Although the common perception is that financing a remodeling project is more difficult these days, there are several basic options a remodeler can suggest to his clients, according to Dawn Cameron, CRA, 2010-11 president of the National Association of the Remodeling Industry’s Long Island/New York City chapter.

Cameron (NMLS Id: 404400) is a home mortgage consultant and renovation specialist for a major national lender in New York. “When I speak to a remodeler who asks what a homeowner can do to finance a home-improvement project when they don’t have cash, I tell him there are three options,” she says.

The first is the familiar home-equity line of credit, which is a loan a homeowner takes on the current or existing equity in the home. These are sometimes called second mortgages though the term is less commonly used today.

The homeowner also can do a cash-out refinance where he or she borrows above what is owed on the home against whatever equity is in the home already. In essence, the homeowner refinances his mortgage for more than he currently owes and then uses the difference to cover remodeling.

The third option is when the homeowner has no equity in the home. The owner may be purchasing or have just purchased it or the value has recently dropped. “They could be purchasing a home that needs work and only have the minimum down payment,” Cameron comments.

“That’s when the FHA 203(k) loan, which is a federally recognized loan, comes into play,” she says. “This allows the homeowner to borrow the money to pay off the loan or buy the house, depending on if it’s a refinance or a purchase, and also borrow the money to renovate it in one loan. The bank will consider the future or as-finished value of the house,” Cameron explains. This may also be looked at as future equity. (To learn more about the 203(k) Mortgage, see “Financial Solutions,” page 56.)
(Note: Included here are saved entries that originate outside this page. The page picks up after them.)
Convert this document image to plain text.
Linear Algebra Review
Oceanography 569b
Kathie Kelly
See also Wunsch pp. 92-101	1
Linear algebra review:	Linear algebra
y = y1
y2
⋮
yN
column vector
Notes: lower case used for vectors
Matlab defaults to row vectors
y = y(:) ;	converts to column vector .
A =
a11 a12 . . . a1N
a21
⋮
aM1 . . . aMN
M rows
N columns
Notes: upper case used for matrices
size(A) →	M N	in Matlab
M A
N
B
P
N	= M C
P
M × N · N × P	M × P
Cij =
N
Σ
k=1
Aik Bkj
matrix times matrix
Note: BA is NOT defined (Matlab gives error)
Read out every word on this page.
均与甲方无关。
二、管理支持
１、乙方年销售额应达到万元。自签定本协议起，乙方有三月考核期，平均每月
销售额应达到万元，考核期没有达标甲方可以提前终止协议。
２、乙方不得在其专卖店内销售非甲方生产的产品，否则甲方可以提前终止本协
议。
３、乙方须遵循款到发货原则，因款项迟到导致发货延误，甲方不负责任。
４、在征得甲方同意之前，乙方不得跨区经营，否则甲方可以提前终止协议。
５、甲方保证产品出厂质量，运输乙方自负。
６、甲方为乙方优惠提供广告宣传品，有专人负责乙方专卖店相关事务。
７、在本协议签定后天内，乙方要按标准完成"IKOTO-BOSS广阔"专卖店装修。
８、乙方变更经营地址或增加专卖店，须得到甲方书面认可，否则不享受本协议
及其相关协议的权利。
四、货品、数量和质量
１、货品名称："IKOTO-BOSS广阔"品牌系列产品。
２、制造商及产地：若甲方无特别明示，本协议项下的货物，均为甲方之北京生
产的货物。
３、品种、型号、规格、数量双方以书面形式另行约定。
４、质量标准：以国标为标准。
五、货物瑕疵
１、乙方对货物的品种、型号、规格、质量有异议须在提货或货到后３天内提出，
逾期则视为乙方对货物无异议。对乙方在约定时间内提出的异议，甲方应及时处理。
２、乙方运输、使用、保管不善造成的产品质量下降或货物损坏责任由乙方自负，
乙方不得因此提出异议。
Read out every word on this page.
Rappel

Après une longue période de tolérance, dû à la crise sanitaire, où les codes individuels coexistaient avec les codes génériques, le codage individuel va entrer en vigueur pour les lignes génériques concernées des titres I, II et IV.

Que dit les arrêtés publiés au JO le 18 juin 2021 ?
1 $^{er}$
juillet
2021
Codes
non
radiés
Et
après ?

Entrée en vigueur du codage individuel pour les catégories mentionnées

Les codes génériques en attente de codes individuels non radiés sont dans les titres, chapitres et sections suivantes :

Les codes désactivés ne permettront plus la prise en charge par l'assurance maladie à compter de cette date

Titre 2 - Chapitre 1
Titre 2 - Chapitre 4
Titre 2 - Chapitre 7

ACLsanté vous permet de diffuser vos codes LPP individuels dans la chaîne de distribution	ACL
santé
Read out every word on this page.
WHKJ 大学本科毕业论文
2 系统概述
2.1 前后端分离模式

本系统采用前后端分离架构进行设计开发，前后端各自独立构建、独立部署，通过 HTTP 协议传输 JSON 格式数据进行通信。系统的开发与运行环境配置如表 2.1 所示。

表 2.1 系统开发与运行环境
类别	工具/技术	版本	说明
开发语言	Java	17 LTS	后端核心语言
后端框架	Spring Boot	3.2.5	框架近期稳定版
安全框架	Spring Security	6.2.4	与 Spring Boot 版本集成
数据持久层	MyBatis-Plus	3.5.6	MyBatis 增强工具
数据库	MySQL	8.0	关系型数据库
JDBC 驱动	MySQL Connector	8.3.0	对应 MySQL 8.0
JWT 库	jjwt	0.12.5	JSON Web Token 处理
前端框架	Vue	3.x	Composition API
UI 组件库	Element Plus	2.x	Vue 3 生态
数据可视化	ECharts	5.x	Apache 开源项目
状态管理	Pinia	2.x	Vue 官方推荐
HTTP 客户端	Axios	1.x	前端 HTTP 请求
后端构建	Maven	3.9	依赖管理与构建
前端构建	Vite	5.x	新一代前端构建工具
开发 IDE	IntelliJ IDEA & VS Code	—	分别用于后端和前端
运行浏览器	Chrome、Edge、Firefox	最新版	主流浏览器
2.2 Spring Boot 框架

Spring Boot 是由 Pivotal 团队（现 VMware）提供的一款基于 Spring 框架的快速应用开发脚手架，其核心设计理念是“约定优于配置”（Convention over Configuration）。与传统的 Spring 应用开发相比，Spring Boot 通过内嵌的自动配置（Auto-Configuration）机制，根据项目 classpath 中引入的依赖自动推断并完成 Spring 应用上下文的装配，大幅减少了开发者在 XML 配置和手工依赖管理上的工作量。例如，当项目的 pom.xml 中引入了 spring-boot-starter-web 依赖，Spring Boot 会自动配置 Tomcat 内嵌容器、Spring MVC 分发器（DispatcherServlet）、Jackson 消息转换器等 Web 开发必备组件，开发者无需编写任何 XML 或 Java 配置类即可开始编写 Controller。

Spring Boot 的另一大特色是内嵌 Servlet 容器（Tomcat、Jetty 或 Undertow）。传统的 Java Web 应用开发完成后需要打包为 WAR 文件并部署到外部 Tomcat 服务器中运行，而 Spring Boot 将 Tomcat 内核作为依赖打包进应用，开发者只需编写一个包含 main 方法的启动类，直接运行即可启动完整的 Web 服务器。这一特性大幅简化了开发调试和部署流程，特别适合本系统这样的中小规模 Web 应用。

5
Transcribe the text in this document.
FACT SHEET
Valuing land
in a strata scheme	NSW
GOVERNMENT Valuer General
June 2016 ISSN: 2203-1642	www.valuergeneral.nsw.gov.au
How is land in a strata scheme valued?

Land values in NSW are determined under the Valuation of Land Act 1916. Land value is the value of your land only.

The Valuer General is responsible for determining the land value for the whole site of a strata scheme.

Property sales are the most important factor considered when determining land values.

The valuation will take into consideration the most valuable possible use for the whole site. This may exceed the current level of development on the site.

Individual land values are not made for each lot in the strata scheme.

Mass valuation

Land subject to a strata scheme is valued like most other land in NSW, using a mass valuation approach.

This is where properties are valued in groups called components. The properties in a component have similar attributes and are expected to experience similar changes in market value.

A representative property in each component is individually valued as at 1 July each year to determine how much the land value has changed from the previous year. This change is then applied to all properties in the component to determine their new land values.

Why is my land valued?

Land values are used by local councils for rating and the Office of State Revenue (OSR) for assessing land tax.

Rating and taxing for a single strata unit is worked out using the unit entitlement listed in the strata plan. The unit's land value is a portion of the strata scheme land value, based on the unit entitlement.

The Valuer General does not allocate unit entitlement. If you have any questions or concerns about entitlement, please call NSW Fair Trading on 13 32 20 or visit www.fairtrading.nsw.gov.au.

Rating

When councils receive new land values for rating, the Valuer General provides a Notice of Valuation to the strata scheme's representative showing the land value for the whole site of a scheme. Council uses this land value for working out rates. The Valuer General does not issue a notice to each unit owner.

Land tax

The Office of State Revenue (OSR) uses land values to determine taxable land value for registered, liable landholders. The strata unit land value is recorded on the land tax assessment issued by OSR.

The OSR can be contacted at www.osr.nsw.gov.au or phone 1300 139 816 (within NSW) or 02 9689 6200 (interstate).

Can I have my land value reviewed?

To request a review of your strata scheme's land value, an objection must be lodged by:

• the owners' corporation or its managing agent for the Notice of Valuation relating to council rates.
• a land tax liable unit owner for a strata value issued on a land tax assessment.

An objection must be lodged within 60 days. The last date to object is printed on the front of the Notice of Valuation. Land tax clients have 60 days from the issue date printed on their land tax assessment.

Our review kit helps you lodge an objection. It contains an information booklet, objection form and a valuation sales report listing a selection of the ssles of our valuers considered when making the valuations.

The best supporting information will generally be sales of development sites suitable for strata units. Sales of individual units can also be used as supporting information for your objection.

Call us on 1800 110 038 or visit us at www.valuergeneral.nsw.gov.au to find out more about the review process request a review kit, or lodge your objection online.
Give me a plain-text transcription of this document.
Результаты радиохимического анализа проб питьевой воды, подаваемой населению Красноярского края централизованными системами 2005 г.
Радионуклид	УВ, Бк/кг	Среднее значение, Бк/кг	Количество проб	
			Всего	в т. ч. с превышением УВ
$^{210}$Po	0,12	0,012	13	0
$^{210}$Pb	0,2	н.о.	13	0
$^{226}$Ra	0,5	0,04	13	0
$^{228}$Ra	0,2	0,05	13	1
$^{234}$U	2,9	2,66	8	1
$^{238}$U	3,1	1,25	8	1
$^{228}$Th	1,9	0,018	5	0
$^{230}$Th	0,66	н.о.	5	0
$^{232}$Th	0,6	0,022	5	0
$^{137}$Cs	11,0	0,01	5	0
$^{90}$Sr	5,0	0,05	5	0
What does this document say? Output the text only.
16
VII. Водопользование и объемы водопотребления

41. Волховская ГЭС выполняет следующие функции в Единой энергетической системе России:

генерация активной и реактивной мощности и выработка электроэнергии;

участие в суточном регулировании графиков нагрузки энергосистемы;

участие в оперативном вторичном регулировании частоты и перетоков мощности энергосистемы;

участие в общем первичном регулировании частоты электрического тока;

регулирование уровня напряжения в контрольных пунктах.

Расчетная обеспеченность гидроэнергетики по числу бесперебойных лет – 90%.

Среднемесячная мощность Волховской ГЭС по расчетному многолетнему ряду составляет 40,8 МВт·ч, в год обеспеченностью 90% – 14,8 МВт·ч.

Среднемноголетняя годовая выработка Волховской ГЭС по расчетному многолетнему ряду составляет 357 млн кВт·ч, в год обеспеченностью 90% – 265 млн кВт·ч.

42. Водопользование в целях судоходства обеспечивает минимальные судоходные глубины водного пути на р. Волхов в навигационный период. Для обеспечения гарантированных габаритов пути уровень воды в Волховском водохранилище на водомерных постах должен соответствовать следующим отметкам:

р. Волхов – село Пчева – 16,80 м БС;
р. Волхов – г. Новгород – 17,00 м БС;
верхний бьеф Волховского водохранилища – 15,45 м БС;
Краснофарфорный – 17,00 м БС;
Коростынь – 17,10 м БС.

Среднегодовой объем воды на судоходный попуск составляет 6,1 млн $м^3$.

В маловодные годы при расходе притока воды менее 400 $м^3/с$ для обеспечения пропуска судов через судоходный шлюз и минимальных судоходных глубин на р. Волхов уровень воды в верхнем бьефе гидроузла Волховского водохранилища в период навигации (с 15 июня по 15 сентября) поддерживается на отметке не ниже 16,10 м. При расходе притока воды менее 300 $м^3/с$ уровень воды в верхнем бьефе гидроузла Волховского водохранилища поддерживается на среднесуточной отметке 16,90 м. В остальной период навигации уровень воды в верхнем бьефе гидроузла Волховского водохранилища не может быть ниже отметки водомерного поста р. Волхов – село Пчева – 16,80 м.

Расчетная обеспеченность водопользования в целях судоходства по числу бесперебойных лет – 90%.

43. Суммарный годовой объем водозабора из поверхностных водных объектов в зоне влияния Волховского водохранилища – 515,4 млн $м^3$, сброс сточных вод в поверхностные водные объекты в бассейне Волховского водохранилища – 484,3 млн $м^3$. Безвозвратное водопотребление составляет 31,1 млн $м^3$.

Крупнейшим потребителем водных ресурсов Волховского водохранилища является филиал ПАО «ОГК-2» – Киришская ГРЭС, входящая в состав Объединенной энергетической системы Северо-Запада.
The bank becomes partnered with the remodeler, and the contractor will be paid directly by the lender as the job is being done.

The loans are arranged directly by the homeowner, but a remodeler can suggest various options. The remodeler is not a party to the loans; he has no financial obligation to this loan, but he will be paid by this loan through the lender.

It benefits the homeowner, Cameron explains, because he or she is borrowing the money at today’s prevailing rates, which are historically low. “You can get that extra $100,000 at 4.5 percent tax deductible. This way a homeowner is able to afford a larger project, which ultimately benefits the contractor, and the homeowner can afford to hire a qualified professional to do the job,” she says.

Cameron cautions that a remodeler should be wary of acting as a financial adviser or appearing to act as a financial adviser. She suggests, rather, that remodelers simply refer clients to someone like her who is affiliated with a lender.

Another reason for remodelers to refer homeowners to a lender fairly early on is that it helps the remodeler determine which would-be clients are qualified; that is, knowing whether the homeowner can afford everything he wants. “It really pays to address financial details very early in the process. I’d say appraisals are less of a problem than clients who have huge eyes and small pockets. They just want all these things but they can’t afford them. Knowing that up front saves the contractor a whole lot of time doing estimates and drawing plans and then not having the homeowner qualify,” she says.

The contractor doesn’t want to or need to be totally educated about loan programs, Cameron says. However, he should have some understanding of lending options. She suggests remodelers tell their clients: “You may have some options that you qualify for as far as financing that would make this very affordable for you. Here’s my friend at the bank; give him or her a call.”

Having an established relationship with a lender is a big advantage for remodelers, Cameron advises. “A contractor also needs to be approved by the bank,” she explains. “We screen them before we start writing them checks. We check their licenses, insurance and references, but once they’re approved, they’re on our list in good standing for two years.”

Being a preapproved contractor cuts at least a week out of the normal loan-processing time, she adds, and it can be a good source of referrals in the case of homeowners who come to a lender without already having a remodeler lined up.